Il n’y a, pourrait-on penser, pas grand-chose de radical dans cette perspective. Ce serait oublier qu’elle fut produite dans un temps où de nombreuses formes de comportement sexuel restaient pénalisées. D’ailleurs, jusqu’en 2003, année où la Cour Suprême des États-Unis déclara de telles lois contraires à la Constitution, l’État du Michigan a continué d’interdire tout rapport sexuel anal, oral, ou manuel entre deux personnes, quel que soit leur sexe, et considérait de tels actes comme des crimes passibles d’amendes et de peines qui pouvaient aller jusqu’à quinze années de prison ; et ces lois étaient parfois appliquées. La clarté et la rigueur de ses conférences comme de ses écrits ont fait de Rubin le principal porte-drapeau, dans le monde intellectuel, de la libération sexuelle « radicale » aux États-Unis.

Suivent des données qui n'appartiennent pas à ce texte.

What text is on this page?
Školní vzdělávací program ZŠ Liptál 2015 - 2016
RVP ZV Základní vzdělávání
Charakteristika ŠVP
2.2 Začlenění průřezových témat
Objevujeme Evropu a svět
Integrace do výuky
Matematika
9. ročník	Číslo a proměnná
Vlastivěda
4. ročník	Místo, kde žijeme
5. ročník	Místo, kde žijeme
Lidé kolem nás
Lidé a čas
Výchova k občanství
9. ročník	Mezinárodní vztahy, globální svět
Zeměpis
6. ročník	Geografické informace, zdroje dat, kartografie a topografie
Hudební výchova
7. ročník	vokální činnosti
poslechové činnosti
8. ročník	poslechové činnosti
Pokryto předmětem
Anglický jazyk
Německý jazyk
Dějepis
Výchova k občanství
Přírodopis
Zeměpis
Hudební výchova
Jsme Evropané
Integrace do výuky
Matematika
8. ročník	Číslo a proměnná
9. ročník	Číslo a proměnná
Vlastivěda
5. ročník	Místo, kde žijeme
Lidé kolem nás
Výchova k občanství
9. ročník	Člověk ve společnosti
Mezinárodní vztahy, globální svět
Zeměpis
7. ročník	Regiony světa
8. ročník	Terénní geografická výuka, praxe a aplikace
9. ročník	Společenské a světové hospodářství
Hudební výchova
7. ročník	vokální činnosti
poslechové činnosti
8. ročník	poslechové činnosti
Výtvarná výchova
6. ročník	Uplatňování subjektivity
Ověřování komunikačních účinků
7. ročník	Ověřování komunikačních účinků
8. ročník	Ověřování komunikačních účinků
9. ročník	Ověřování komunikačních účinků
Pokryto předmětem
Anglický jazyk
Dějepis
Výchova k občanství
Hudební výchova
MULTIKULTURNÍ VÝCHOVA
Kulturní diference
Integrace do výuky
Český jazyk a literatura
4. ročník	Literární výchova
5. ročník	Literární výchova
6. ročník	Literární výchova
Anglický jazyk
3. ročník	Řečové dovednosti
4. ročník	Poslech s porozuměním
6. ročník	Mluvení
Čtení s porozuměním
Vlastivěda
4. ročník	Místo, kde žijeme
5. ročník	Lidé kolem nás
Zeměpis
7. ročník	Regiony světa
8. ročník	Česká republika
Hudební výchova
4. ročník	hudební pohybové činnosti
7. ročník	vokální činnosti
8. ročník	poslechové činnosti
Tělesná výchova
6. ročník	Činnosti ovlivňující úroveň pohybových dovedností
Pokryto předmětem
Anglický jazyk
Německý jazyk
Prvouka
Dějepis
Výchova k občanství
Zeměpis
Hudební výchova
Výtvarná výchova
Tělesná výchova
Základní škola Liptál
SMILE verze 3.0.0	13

Au cours des trois dernières décennies, Rubin s’est aussi consacrée à l’écriture d’une histoire, monumentale et minutieuse, de l’émergence et de la formation, aux États-Unis, d’une subculture sexuelle spécifique qui n’avait jamais été étudiée par un anthropologue de métier — à savoir les communautés gaies dites « cuir ». Ce travail est passé par la description et l’analyse des identités sociales (et pas seulement des pratiques sexuelles) produites par les homosexuels sadomasochistes. La tâche était de grande ampleur. En effet, au moment où Rubin commença son travail sur le sujet, les documents dont elle avait besoin pour étayer sa recherche n’existaient pas : elle dut constituer les archives mêmes sur lesquelles fonder son étude. Il lui fallut repérer, assembler, et dans une large mesure créer les sources les plus élémentaires nécessaires à son projet — ce qu’elle fit par la conduite d’innombrables interviews, la pratique de l’observation participante, et la mise au jour de matériaux supplémentaires, jusques là dispersés dans diverses archives et documents.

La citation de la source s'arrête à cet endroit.